Tech companies use a variety of techniques in order to drive their tax rates down into the single digits, even as they post billions in profits. Case in point, Apple paid just 1.9 percent tax rate on its overseas profits last year, according to the Associated Press:
Apple Inc. paid an income tax rate of only 1.9 percent on its earnings outside the U.S. in its latest fiscal year, a regulatory filing by the company shows.
The world’s most valuable company paid $713 million in tax on foreign earnings of $36.8 billion in the fiscal year ended Sept. 29, according to the financial statement filed on Oct. 31. [...]

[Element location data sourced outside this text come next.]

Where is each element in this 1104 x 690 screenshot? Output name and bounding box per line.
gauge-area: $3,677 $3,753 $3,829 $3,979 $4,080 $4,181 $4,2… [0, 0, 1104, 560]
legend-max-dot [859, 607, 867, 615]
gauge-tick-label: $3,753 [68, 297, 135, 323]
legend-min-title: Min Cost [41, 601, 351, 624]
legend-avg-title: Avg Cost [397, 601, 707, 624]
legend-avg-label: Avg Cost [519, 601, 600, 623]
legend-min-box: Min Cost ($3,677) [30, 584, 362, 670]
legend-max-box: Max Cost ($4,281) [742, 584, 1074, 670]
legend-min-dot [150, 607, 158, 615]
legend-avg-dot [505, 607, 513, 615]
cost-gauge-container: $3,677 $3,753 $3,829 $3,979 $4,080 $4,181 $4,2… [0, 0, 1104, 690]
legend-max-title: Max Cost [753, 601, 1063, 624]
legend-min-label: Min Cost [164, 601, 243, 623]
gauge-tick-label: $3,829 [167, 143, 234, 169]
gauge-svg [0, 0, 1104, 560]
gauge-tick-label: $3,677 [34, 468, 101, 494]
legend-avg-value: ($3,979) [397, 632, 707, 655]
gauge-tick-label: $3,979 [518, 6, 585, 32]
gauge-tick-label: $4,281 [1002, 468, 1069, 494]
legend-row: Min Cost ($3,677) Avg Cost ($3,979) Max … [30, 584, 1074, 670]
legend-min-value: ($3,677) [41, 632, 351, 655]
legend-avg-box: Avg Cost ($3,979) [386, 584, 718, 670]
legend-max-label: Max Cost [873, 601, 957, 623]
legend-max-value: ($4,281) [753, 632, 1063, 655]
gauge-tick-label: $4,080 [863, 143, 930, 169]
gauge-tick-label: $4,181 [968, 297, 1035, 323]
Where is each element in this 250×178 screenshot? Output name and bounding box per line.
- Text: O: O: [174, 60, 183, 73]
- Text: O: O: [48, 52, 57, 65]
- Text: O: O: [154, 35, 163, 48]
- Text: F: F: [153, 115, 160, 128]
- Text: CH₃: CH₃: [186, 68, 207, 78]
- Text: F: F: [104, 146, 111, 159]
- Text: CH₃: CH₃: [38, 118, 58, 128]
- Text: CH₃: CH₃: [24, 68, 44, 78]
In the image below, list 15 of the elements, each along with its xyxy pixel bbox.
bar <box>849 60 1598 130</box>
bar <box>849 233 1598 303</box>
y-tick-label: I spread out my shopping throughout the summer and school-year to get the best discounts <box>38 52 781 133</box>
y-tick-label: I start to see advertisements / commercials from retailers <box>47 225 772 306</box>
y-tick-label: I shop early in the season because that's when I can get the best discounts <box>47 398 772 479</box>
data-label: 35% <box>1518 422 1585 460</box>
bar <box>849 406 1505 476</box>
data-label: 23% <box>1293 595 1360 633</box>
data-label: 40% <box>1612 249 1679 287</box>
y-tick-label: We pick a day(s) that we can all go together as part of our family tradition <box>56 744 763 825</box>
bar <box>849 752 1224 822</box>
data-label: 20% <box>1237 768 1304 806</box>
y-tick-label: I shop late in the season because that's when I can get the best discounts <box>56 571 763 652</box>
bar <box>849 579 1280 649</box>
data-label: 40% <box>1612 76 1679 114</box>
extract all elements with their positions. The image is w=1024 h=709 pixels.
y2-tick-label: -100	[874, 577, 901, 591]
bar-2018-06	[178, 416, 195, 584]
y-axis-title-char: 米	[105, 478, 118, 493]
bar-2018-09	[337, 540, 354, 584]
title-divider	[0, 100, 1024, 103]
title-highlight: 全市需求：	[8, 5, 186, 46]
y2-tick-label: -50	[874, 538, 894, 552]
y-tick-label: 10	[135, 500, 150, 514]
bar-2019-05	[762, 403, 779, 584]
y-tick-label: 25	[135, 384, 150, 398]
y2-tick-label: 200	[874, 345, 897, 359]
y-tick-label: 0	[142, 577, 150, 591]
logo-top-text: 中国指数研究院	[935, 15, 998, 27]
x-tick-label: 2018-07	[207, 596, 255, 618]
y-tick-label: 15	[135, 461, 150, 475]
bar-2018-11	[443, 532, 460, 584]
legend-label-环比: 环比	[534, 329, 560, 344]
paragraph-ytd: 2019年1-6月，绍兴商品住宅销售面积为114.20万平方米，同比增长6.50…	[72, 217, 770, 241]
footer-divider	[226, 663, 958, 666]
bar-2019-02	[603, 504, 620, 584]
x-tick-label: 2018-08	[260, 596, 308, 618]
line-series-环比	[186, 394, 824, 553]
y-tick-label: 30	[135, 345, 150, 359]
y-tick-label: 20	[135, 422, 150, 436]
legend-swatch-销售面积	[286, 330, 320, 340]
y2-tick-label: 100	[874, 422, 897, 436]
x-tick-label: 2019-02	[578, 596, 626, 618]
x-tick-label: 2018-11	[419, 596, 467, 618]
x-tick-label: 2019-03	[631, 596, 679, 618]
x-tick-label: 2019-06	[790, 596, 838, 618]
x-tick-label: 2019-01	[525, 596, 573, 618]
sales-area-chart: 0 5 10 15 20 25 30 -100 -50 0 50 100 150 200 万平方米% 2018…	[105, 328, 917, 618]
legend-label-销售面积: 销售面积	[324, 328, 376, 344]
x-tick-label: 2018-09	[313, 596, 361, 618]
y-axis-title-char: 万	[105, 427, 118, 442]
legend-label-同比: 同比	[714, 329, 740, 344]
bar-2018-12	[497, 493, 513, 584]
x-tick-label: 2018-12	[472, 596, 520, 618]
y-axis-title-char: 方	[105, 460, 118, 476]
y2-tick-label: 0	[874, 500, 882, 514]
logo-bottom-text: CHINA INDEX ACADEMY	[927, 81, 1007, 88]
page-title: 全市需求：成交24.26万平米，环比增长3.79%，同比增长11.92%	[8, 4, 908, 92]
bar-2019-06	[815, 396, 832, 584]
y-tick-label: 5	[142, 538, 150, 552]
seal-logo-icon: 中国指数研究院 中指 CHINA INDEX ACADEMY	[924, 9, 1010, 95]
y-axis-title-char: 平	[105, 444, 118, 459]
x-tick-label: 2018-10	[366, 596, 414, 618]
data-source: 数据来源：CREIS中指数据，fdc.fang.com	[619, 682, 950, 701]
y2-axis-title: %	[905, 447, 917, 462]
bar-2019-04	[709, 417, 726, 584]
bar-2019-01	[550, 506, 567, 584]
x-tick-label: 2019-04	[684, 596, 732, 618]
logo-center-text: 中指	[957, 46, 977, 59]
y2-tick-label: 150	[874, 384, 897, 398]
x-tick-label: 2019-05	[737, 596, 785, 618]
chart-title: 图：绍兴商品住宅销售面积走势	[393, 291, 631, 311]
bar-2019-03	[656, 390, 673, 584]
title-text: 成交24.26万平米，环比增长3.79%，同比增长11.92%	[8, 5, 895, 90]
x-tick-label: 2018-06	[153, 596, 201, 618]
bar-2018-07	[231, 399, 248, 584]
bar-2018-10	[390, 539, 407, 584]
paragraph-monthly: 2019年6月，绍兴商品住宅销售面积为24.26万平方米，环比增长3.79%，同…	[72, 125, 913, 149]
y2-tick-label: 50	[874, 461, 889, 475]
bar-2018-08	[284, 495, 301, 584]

Apple may pay some income taxes on its profit to the country in which it sells its products, but it minimizes them by using various accounting moves to shift profits to countries with low tax rates. For example the strategy known as “Double Irish With a Dutch Sandwich,” routes profits through Irish and Dutch subsidiaries and then to the Caribbean.
Apple is actually getting better at reducing taxes on its overseas money, as it paid a 2.5 percent rate on those earnings last year. The fact that these foreign earnings are not being taxed by any country, as Citizens for Tax Justice explained, likely means that “instead of being earned by real, economically productive operations in developed countries, [these] are actually U.S. profits that have been shifted overseas to offshore tax havens such as Bermuda and the Cayman Islands.”
If Apple actually paid the U.S. corporate tax rate on that money, “the resulting $17 billion tax payment would be more than double the $8.3 billion in federal taxes that Apple has paid on its $83 billion in worldwide profits over the last 11 years.” Of course, Apple is hardly alone in using legal techniques to avoid billions of dollars in tax payments to the U.S.